Reciprocity between Skeletal Muscle AMPK Deletion and Insulin Action in Diet-Induced Obese Mice

Abstract

Insulin resistance due to overnutrition places a burden on energy-producing pathways in skeletal muscle (SkM). Nevertheless, energy state is not compromised. The hypothesis that the energy sensor AMP-activated protein kinase (AMPK) is necessary to offset the metabolic burden of overnutrition was tested using chow-fed and high fat (HF)-fed SkM-specific AMPKa1a2 knockout (mdKO) mice and AMPKa1a2lox/lox littermates (WT). Lean mdKO and WT mice were phenotypically similar. HF-fed mice were equally obese and maintained lean mass regardless of genotype. Results did not support the hypothesis that AMPK is protective during overnutrition. Paradoxically, mdKO mice were more insulin sensitive.
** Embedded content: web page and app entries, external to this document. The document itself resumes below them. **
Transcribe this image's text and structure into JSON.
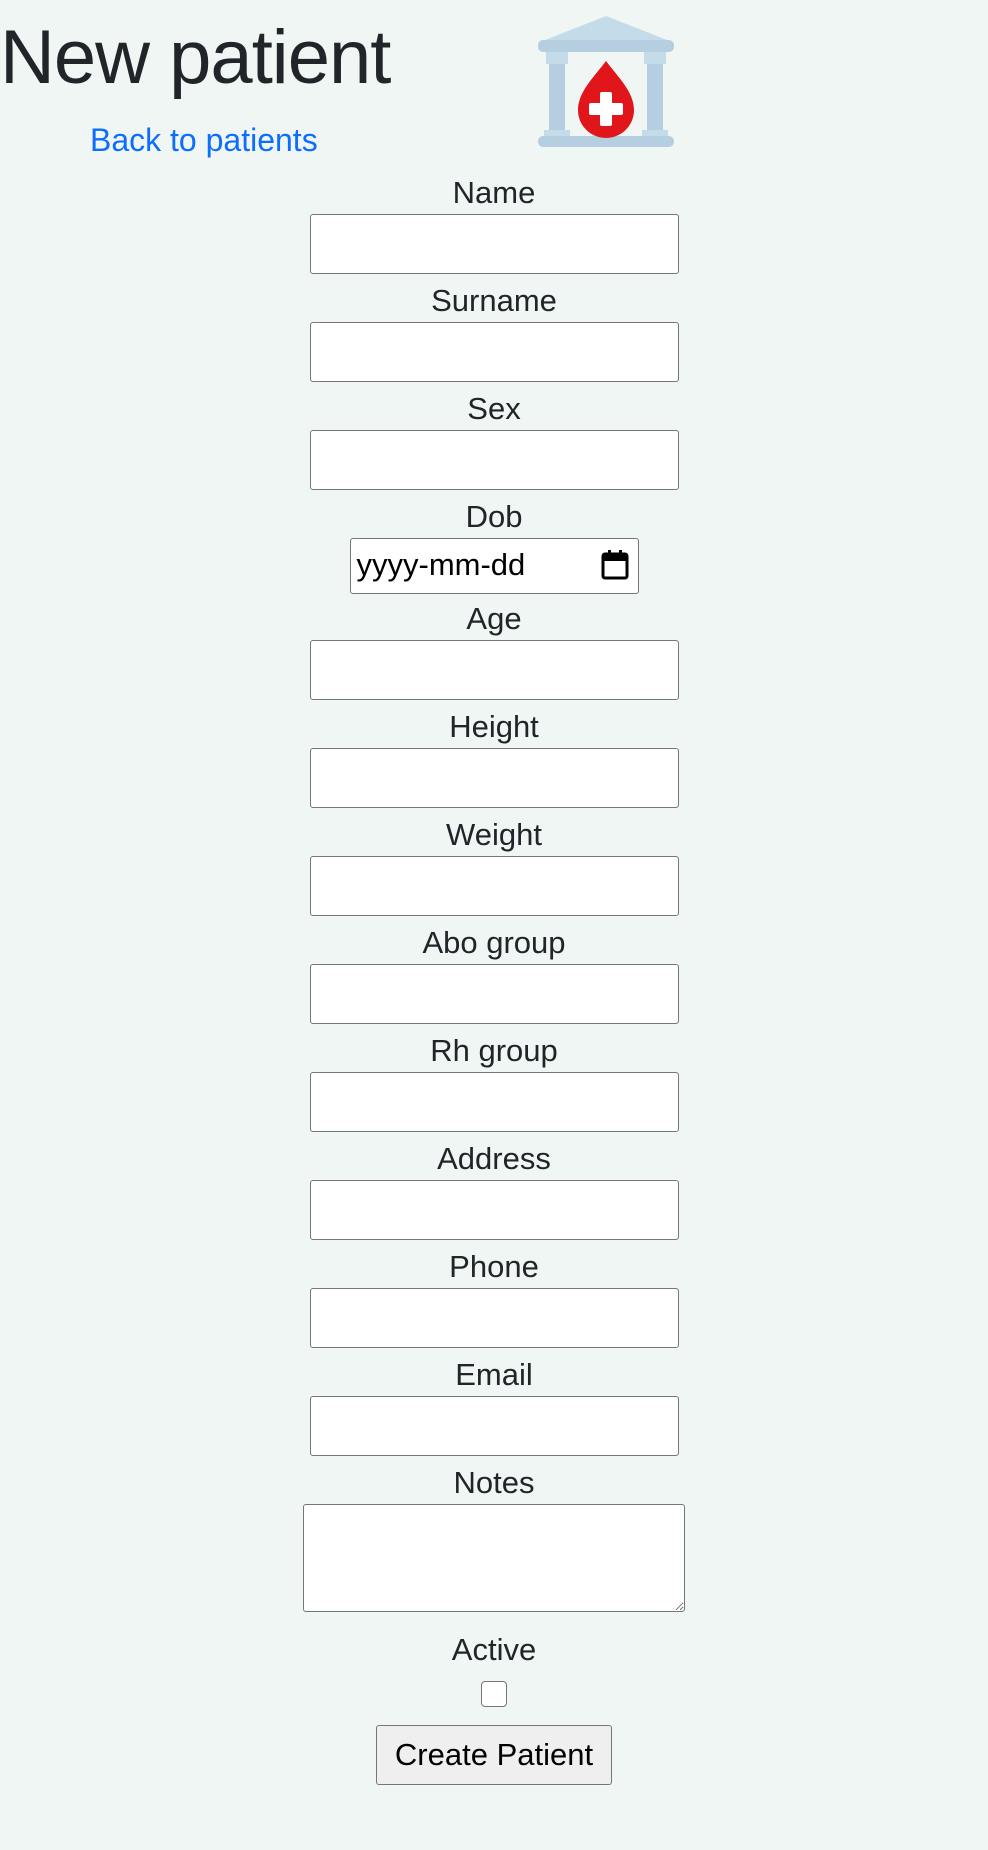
{
  "header": {
    "title": "New patient",
    "back_link": "Back to patients",
    "logo_icon": "blood-bank-icon"
  },
  "form": {
    "fields": [
      {
        "label": "Name",
        "value": ""
      },
      {
        "label": "Surname",
        "value": ""
      },
      {
        "label": "Sex",
        "value": ""
      },
      {
        "label": "Dob",
        "placeholder": "yyyy-mm-dd"
      },
      {
        "label": "Age",
        "value": ""
      },
      {
        "label": "Height",
        "value": ""
      },
      {
        "label": "Weight",
        "value": ""
      },
      {
        "label": "Abo group",
        "value": ""
      },
      {
        "label": "Rh group",
        "value": ""
      },
      {
        "label": "Address",
        "value": ""
      },
      {
        "label": "Phone",
        "value": ""
      },
      {
        "label": "Email",
        "value": ""
      },
      {
        "label": "Notes",
        "value": ""
      }
    ],
    "active": {
      "label": "Active",
      "checked": false
    },
    "submit_label": "Create Patient"
  },
  "colors": {
    "background": "#f0f6f4",
    "link": "#0d6efd",
    "logo_red": "#e0161b",
    "logo_blue": "#b6cfe0"
  }
}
Insulin-stimulated SkM glucose uptake was ~two-fold greater in mdKO mice in vivo. Furthermore, insulin signaling, SkM GLUT4 translocation, hexokinase activity, and glycolysis were increased. AMPK and insulin signaling intersect at mTOR, a critical node for cell proliferation and survival. Basal mTOR activation was reduced by 50% in HF-fed mdKO mice, but was normalized by insulin-stimulation. Mitochondrial function was impaired in mdKO mice, but energy charge was preserved by AMP deamination. Results show a surprising reciprocity between SkM AMPK signaling and insulin action that manifests with diet-induced obesity, as insulin action is preserved to protect fundamental energetic processes in the muscle.